Risks and Considerations

Even with its solid dividend track record, Evercore isn’t without risks. Here are a few things to think about:

  1. Market Cyclicality
    • Investment banking revenue depends on deal-making activity, which slows down during economic downturns. A prolonged dip in M&A activity could impact profitability.
  2. Stock Price Volatility
    • With a beta of 1.42, Evercore’s stock is more volatile than the broader market. That means price swings could be more pronounced than in lower-beta dividend stocks.
  3. Competitive Pressures
    • Evercore competes with firms like Lazard and Moelis & Co. for advisory business. A more aggressive push from rivals could put pressure on deal flow.
  4. Debt Levels
    • While not alarmingly high, Evercore’s debt-to-equity ratio of 47.55% is worth watching, especially if borrowing costs rise.
  5. Dividend Yield vs. Alternatives
    • A 1.55% yield is decent but not outstanding, especially when compared to higher-yielding dividend stocks or fixed-income options. Investors looking purely for income might find better choices elsewhere.

Final Thoughts

Evercore presents an interesting opportunity for dividend investors who want a balance of income and capital appreciation. The company has a strong track record of dividend payments, a conservative payout ratio, and enough financial flexibility to keep rewarding shareholders.

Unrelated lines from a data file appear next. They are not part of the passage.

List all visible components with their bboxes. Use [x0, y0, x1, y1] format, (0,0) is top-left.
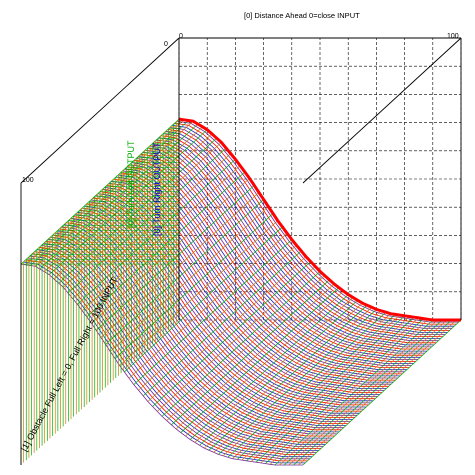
- surface-depth-line: [293, 319, 452, 466]
- surface-depth-line: [241, 314, 401, 461]
- surface-depth-line: [298, 319, 457, 466]
- surface-mesh: [20, 117, 462, 466]
- surface-depth-line: [180, 287, 340, 433]
- surface-depth-line: [142, 250, 302, 397]
- surface-curve: [156, 139, 439, 342]
- surface-depth-line: [222, 310, 382, 457]
- surface-curve: [142, 151, 425, 354]
- surface-depth-line: [124, 226, 283, 373]
- tick-label-horizontal-100: 100: [447, 33, 459, 40]
- surface-depth-line: [157, 266, 316, 412]
- surface-depth-line: [138, 245, 297, 391]
- surface-depth-line: [269, 319, 429, 465]
- surface-depth-line: [255, 316, 415, 463]
- surface-depth-line: [147, 256, 307, 402]
- surface-depth-line: [288, 319, 448, 466]
- surface-curve: [20, 263, 303, 466]
- surface-top-edge: [178, 117, 461, 322]
- surface-depth-line: [199, 300, 358, 446]
- surface-depth-line: [161, 271, 321, 417]
- surface-depth-line: [236, 314, 396, 460]
- surface-curve: [120, 172, 403, 375]
- surface-depth-line: [260, 317, 419, 464]
- surface-depth-line: [218, 309, 377, 455]
- surface-depth-line: [133, 239, 293, 385]
- surface-depth-line: [95, 185, 255, 331]
- surface-depth-line: [194, 297, 354, 443]
- surface-depth-line: [175, 283, 335, 430]
- surface-curve: [129, 164, 412, 366]
- vertical-axis-label-turn-right: [0] Turn Right OUTPUT: [152, 142, 162, 236]
- surface-depth-line: [232, 313, 391, 459]
- surface-depth-line: [189, 294, 349, 440]
- surface-depth-line: [274, 319, 434, 466]
- surface-depth-line: [246, 315, 405, 462]
- surface-curve: [165, 131, 448, 333]
- surface-curve: [163, 133, 446, 335]
- surface-depth-line: [128, 233, 288, 379]
- surface-depth-line: [114, 213, 274, 359]
- tick-label-depth-0: 0: [164, 41, 168, 48]
- surface-curve: [145, 149, 428, 352]
- surface-depth-line: [58, 137, 217, 284]
- surface-depth-line: [251, 316, 410, 462]
- surface-depth-line: [171, 279, 330, 426]
- surface-curve: [104, 187, 387, 389]
- chart-title: [0] Distance Ahead 0=close INPUT: [244, 11, 360, 20]
- surface-depth-line: [53, 133, 213, 280]
- surface-curve: [169, 127, 452, 329]
- surface-depth-line: [152, 261, 311, 407]
- surface-depth-line: [302, 319, 462, 466]
- surface-curve: [167, 129, 450, 331]
- surface-depth-line: [77, 159, 236, 305]
- frame-edge: [302, 37, 462, 184]
- surface-curve: [127, 166, 410, 368]
- surface-depth-line: [166, 275, 325, 421]
- surface-curve: [138, 156, 421, 358]
- surface-depth-line: [34, 120, 194, 267]
- surface-depth-line: [81, 165, 241, 311]
- surface-depth-line: [30, 120, 189, 266]
- surface-curve: [149, 145, 432, 348]
- surface-depth-line: [91, 178, 250, 324]
- surface-curve: [140, 153, 423, 356]
- surface-curve: [160, 135, 443, 337]
- axis-frame: [20, 37, 462, 465]
- vertical-axis-label-turn-left: [0] Turn Left OUTPUT: [126, 140, 136, 228]
- tick-label-horizontal-0: 0: [179, 33, 183, 40]
- surface-depth-line: [119, 220, 278, 366]
- surface-depth-line: [25, 119, 184, 266]
- tick-label-depth-100: 100: [22, 177, 34, 184]
- surface-depth-line: [100, 192, 260, 338]
- surface-depth-line: [265, 318, 424, 464]
- surface-depth-line: [48, 129, 208, 275]
- surface-curve: [174, 122, 457, 325]
- surface-curve: [136, 158, 419, 360]
- frame-edge: [20, 37, 180, 184]
- surface-depth-line: [283, 319, 443, 466]
- surface-depth-line: [213, 307, 372, 453]
- surface-depth-line: [204, 302, 363, 449]
- surface-curve: [158, 137, 441, 339]
- surface-depth-line: [227, 311, 387, 458]
- surface-depth-line: [72, 153, 231, 299]
- surface-curve: [147, 147, 430, 350]
- surface-curve: [172, 124, 455, 327]
- surface-depth-line: [208, 304, 368, 451]
- surface-depth-line: [279, 319, 438, 466]
- surface-depth-line: [185, 290, 344, 437]
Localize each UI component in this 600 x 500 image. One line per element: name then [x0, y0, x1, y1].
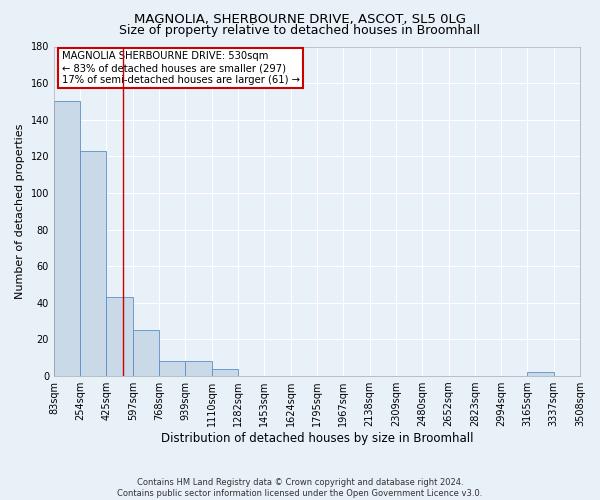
Text: Size of property relative to detached houses in Broomhall: Size of property relative to detached ho…	[119, 24, 481, 37]
Bar	[159, 362, 185, 376]
Text: MAGNOLIA SHERBOURNE DRIVE: 530sqm
← 83% of detached houses are smaller (297)
17%: MAGNOLIA SHERBOURNE DRIVE: 530sqm ← 83% …	[62, 52, 300, 84]
Text: Contains HM Land Registry data © Crown copyright and database right 2024.
Contai: Contains HM Land Registry data © Crown c…	[118, 478, 482, 498]
Bar	[212, 368, 238, 376]
Bar	[133, 330, 159, 376]
Bar	[527, 372, 554, 376]
X-axis label: Distribution of detached houses by size in Broomhall: Distribution of detached houses by size …	[161, 432, 473, 445]
Bar	[185, 362, 212, 376]
Y-axis label: Number of detached properties: Number of detached properties	[15, 124, 25, 299]
Bar	[80, 151, 106, 376]
Bar	[54, 102, 80, 376]
Bar	[106, 298, 133, 376]
Text: MAGNOLIA, SHERBOURNE DRIVE, ASCOT, SL5 0LG: MAGNOLIA, SHERBOURNE DRIVE, ASCOT, SL5 0…	[134, 12, 466, 26]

At the same time, this isn’t a slow-and-steady dividend stock like a consumer staples or utility company. Evercore operates in a cyclical industry, and that means earnings and stock price movements can be more volatile.

For investors comfortable with moderate risk, Evercore could be a solid addition to a diversified portfolio. The company has the financial strength to sustain its dividend and, depending on where the economy goes, there could be potential for both income and growth.